Errada, porque o cumprimento dos limites de educação e saúde não é o único requisito e não substitui as demais exigências fiscais do art. 25 da LRF.
Gabarito: C
A LRF apertou o cinto das transferências voluntárias para evitar que dinheiro público saia de um ente para outro sem responsabilidade fiscal.
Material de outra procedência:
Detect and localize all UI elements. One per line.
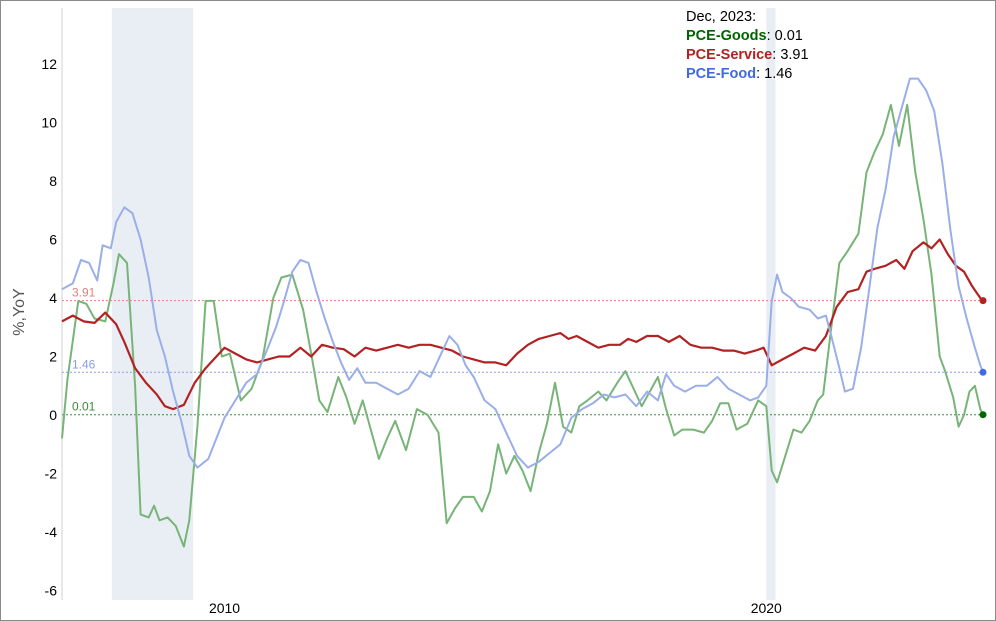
legend-service-name: PCE-Service [686, 47, 773, 63]
y-tick-label: -6 [45, 583, 58, 599]
legend-goods-name: PCE-Goods [686, 28, 767, 44]
reference-line-label: 0.01 [72, 400, 96, 414]
y-tick-label: -4 [45, 524, 58, 540]
x-tick-label: 2020 [751, 600, 782, 616]
legend-entry-food: PCE-Food: 1.46 [686, 66, 793, 82]
end-points [979, 297, 987, 419]
y-tick-label: 8 [49, 173, 57, 189]
series-end-point [979, 297, 987, 305]
y-axis-label: %,YoY [11, 288, 28, 336]
y-axis-ticks: -6 -4 -2 0 2 4 6 8 10 12 [41, 56, 57, 599]
series-line-pce-service [61, 238, 984, 411]
series-end-point [979, 411, 987, 419]
legend-entry-goods: PCE-Goods: 0.01 [686, 28, 803, 44]
reference-line-label: 3.91 [72, 286, 96, 300]
reference-lines: 3.91 1.46 0.01 [62, 286, 983, 416]
series-line-pce-goods [61, 103, 984, 548]
reference-line-label: 1.46 [72, 357, 96, 371]
recession-bands [111, 8, 776, 600]
y-tick-label: 12 [41, 56, 57, 72]
y-tick-label: 10 [41, 115, 57, 131]
x-axis-ticks: 2010 2020 [209, 600, 782, 616]
y-tick-label: 6 [49, 232, 57, 248]
legend-date: Dec, 2023: [686, 9, 757, 25]
legend-goods-value: 0.01 [774, 28, 803, 44]
y-tick-label: 0 [49, 407, 57, 423]
legend-service-value: 3.91 [780, 47, 809, 63]
y-tick-label: 2 [49, 349, 57, 365]
series-lines [61, 77, 984, 548]
legend-entry-service: PCE-Service: 3.91 [686, 47, 809, 63]
series-line-pce-food [61, 77, 984, 469]
x-tick-label: 2010 [209, 600, 240, 616]
legend-food-value: 1.46 [764, 66, 793, 82]
series-end-point [979, 368, 987, 376]
legend-food-name: PCE-Food [686, 66, 757, 82]
legend: Dec, 2023: PCE-Goods: 0.01 PCE-Service: … [686, 8, 809, 84]
y-tick-label: -2 [45, 466, 58, 482]
y-tick-label: 4 [49, 290, 57, 306]
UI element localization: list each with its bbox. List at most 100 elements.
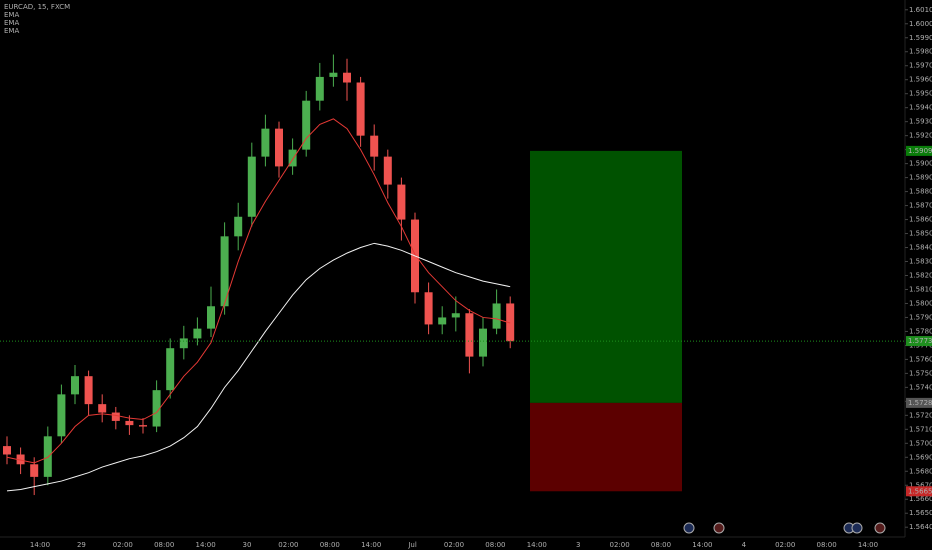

Em regra, para receber transferências voluntárias, o ente federativo precisa demonstrar que está cumprindo uma série de exigências da própria LRF, e não apenas “estar com boa vontade”. No caso da questão, o ponto central está no art. 25 da LC nº 101/2000. Ele condiciona as transferências voluntárias da União aos estados e municípios ao cumprimento, pelo ente beneficiário, dos limites relativos à dívida consolidada e mobiliária, às operações de crédito, inclusive por antecipação de receita orçamentária, à inscrição em restos a pagar e à despesa total com pessoal. É exatamente isso que a alternativa C descreve. Perceba a lógica: quem quer receber recursos voluntários precisa provar que está em dia com a disciplina fiscal. A LRF funciona como um “pedágio de responsabilidade”, evitando que um ente premia outro que esteja desarrumado nas contas. Por isso o gabarito é C. As outras alternativas misturam sujeito, direção da transferência e até fundamentos legais de outros diplomas, criando a clássica armadilha de prova: trocar o regime das transferências voluntárias por regras que não têm esse conteúdo específico.